Spontaneous Breaking of Translational Invariance and Spatial Condensation in Stationary States on a Ring: I. The Neutral System

TL;DR

This paper investigates a model of charged particles on a ring, revealing three distinct phases including a translational symmetry-breaking condensate, with analysis supported by algebraic, mean-field, and simulation methods.

Contribution

It introduces a detailed analysis of phase behavior in a charged particle model, highlighting spontaneous symmetry breaking and phase transitions akin to Bose-Einstein condensation.

Findings

Identification of three phases: pure, mixed, and disordered.

Discovery of a second-order phase transition with Bose-Einstein-like properties.
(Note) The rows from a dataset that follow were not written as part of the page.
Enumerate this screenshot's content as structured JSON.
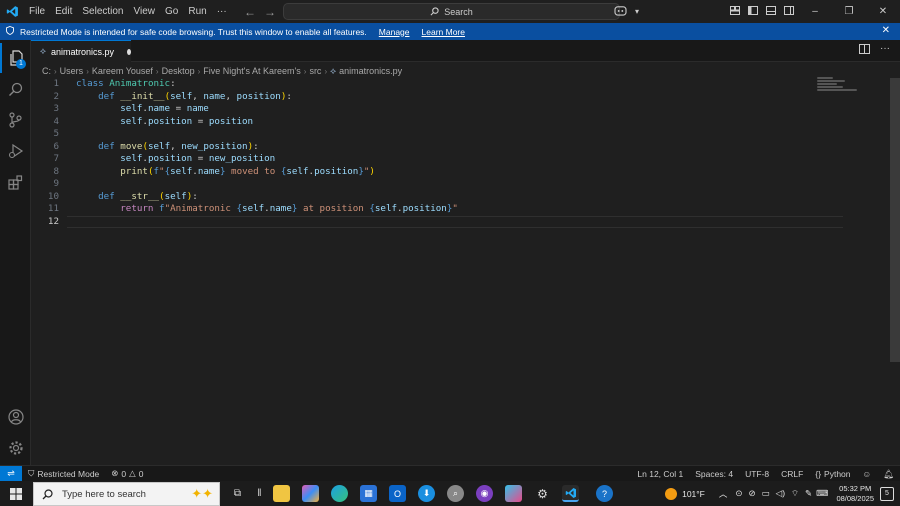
{
  "menu": [
    "File",
    "Edit",
    "Selection",
    "View",
    "Go",
    "Run",
    "···"
  ],
  "search": {
    "placeholder": "Search"
  },
  "banner": {
    "message": "Restricted Mode is intended for safe code browsing. Trust this window to enable all features.",
    "manage_link": "Manage",
    "learn_link": "Learn More"
  },
  "explorer_badge": "1",
  "tab": {
    "filename": "animatronics.py"
  },
  "breadcrumb": [
    "C:",
    "Users",
    "Kareem Yousef",
    "Desktop",
    "Five Night's At Kareem's",
    "src",
    "animatronics.py"
  ],
  "code": {
    "line_numbers": [
      "1",
      "2",
      "3",
      "4",
      "5",
      "6",
      "7",
      "8",
      "9",
      "10",
      "11",
      "12"
    ],
    "current_line": 12
  },
  "status": {
    "mode": "Restricted Mode",
    "errors": "0",
    "warnings": "0",
    "position": "Ln 12, Col 1",
    "spaces": "Spaces: 4",
    "encoding": "UTF-8",
    "eol": "CRLF",
    "language": "Python"
  },
  "taskbar": {
    "search_placeholder": "Type here to search",
    "weather": "101°F",
    "time": "05:32 PM",
    "date": "08/08/2025",
    "notifications": "5"
  },
  "colors": {
    "accent": "#0078d4",
    "banner": "#0a4fa0"
  },
  "icons": [
    "vscode-logo-icon",
    "explorer-icon",
    "search-icon",
    "source-control-icon",
    "run-debug-icon",
    "extensions-icon",
    "account-icon",
    "settings-gear-icon",
    "python-file-icon",
    "windows-start-icon"
  ]
}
Observation of translational invariance breaking and spatial condensation.

Abstract

We consider a model in which positive and negative particles with equal densities diffuse in an asymmetric, CP invariant way on a ring. The positive particles hop clockwise, the negative counter-clockwise and oppositely-charged adjacent particles may swap positions. The model depends on two parameters. Analytic calculations using quadratic algebras, inhomogeneous solutions of the mean-field equations and Monte-Carlo simulations suggest that the model has three phases. A pure phase in which one has three pinned blocks of only positive, negative particles and vacancies and in which translational invariance is broken. A mixed phase in which the current has a linear dependence on one parameter but is independent of the other one and of the density of the charged particles. In this phase one has a bump and a fluid. The bump (condensate) contains positive and negative particles only, the fluid contains charged particles and vacancies uniformly distributed. The mixed phase is separated from the disordered phase by a second-order phase-transition which has many properties of the Bose-Einstein phase-transition observed in equilibrium. Various critical exponents are found.